The mean of estimates are around 10. This indicates that this estimator is unbiased when IPW is misspecified.

---

### When REG is incorrect, IPW is correct

```{r}
AIPW_10 <- AIPW$new(Y= data$outcome,
                    A= data$treatment,
                    W.Q= subset(data,select=var_1), 
                    W.g= subset(data,select=c(var_1,var_2)),
                    Q.SL.library = sl.lib,
                    g.SL.library = sl.lib,
                    k_split = 10,
                    verbose=FALSE)
AIPW_10$fit()
AIPW_10$summary(g.bound = 0.25)
dre_10 <- AIPW_10$estimates$risk_A1[1] - AIPW_10$estimates$risk_A0[1]
dre_10
```

The mean of estimates are also around 10. This indicates that this estimator is unbiased when REG is wrongly modeled. 

### When both REG and IPW are incorrect - DRE fails!!

Let’s look at what happens to DRE estimation when both models are incorrectly identified.
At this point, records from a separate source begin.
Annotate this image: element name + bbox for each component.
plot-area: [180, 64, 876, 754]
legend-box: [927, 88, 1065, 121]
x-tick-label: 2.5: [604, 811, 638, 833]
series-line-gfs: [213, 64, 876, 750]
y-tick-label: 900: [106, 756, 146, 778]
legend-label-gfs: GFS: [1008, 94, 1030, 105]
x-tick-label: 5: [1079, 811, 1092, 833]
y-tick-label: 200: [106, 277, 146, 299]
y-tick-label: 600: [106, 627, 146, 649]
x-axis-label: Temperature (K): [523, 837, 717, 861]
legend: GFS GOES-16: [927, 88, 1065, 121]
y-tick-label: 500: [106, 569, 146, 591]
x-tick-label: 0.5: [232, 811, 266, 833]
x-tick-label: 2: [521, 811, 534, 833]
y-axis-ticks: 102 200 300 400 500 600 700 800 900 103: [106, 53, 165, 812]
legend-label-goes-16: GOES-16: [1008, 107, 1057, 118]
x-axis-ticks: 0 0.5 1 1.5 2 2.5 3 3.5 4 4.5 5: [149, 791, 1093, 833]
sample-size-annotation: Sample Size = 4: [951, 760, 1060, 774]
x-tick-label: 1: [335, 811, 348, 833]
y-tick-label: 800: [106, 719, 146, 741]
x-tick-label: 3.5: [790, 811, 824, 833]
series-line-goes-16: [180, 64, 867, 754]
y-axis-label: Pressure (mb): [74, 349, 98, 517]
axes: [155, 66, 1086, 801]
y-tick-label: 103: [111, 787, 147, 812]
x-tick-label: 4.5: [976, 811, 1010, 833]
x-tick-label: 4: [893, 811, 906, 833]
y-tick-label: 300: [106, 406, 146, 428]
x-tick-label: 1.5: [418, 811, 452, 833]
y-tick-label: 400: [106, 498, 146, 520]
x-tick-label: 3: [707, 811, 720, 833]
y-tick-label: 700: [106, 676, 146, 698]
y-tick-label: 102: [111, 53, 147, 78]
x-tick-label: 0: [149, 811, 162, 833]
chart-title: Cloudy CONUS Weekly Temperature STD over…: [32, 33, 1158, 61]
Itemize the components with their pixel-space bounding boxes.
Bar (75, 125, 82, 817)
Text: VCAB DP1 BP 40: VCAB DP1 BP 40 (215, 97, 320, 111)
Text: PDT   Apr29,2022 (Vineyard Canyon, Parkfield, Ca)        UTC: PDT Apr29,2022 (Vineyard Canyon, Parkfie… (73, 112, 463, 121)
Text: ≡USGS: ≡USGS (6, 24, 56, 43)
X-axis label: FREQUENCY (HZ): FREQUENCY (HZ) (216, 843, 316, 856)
From previous slides, we learned how robust DRE is - its unbiasedness holds even if one of the models is incorrect, but this is not the case here!

```{r}
AIPW_11 <- AIPW$new(Y= data$outcome,
                    A= data$treatment,
                    W.Q= subset(data,select=var_1), 
                    W.g= subset(data,select=var_1),
                    Q.SL.library = sl.lib,
                    g.SL.library = sl.lib,
                    k_split = 10,
                    verbose=FALSE)
AIPW_11$fit()
AIPW_11$summary(g.bound = 0.25)
dre_11 <- AIPW_11$estimates$risk_A1[1] - AIPW_11$estimates$risk_A0[1]
dre_11
```

The mean of estimates are above 10 (10.46). This indicates that this estimator is biased when both REG and IPW are wrongly modeled.

**Looking at them together!**

```{r,echo=FALSE}
df <- data.frame(c(dre_00,dre_01,dre_10,dre_11))

rownames(df)<- c("Both Correct","IPW Incorrect","REG Incorrect","Both Incorrect")
colnames(df) <- "ACE estimates"
df
```


---

# Conclusion

This simulation activity shows how effective DRE is - that its effectiveness depends on correct model specification or outcome regression model (REG), or inverse Probability weighting by propensity score (IPW). Its robustness is maintained when one of the models is incorrect.

From previous work, we have also identified and learned why DRE is unbiased when either of them is incorrect. If we have non-randomized trial experiments, we can surely apply methods introduced here today!